Despite considerable searching, I have not been able to find the one from my memories.
Despite considerable searching, I have not been able to find the one from my memories.

It’s not possible for Tarzan not to be problematic. Simply not possible.

I have never actually read a Tarzan story, though I will confess to having read half a dozen novels by Edgar Rice Burroughs (four of his Mars novels and two of his Pellucidar novels). Growing up, there was one in the library. The library was small, dusty room with a piano that no on in the house could play. And there was a Tarzan novel (or, perhaps, a collection of short stories; I believe that many of the so-called books were just compilations of short stories originally published in magazines). On the cover was Tarzan and a crocodile in a fast moving river. I can’t remember whether they swimming (Tarzan being chased) or whether Tarzan was wrestling the reptile. Despite loving crocodilians, I did not read it, partly because my mother told me that the stories were racist. So I looked and looked, but never read.
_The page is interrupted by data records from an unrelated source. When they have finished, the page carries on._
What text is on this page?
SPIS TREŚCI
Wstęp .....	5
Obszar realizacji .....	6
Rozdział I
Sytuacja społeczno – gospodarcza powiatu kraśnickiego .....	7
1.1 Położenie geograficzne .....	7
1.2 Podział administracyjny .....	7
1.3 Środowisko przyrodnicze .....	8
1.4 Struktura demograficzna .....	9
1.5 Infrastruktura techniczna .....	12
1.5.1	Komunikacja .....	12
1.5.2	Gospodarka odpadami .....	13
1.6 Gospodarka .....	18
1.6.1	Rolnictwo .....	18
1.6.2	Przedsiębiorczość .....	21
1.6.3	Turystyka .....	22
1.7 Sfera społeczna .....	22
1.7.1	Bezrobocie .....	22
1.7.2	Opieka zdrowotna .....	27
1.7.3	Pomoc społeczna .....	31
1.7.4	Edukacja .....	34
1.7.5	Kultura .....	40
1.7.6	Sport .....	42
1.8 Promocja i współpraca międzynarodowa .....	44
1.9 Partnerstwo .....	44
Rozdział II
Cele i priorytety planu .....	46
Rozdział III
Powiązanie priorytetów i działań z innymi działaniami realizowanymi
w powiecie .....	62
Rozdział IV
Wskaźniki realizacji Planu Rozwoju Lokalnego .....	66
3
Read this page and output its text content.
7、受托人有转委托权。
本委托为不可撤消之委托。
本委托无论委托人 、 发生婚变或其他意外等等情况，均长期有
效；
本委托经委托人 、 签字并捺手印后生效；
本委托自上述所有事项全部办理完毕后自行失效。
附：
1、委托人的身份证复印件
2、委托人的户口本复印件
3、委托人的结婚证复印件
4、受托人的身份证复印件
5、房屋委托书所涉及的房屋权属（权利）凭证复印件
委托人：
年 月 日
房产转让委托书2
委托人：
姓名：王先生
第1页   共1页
My better half and I saw the movie, The Legend of Tarzan the other day. And I enjoyed it. It worked manfully, it not entirely successful to make the white savior aspects less horrible (though it would have irritated purists and white supremacists alike, it would have been cool if Jane had been played by black actress).

Maybe I will read one finally. One with dinosaurs or lost cities. Or not. Maybe I should not.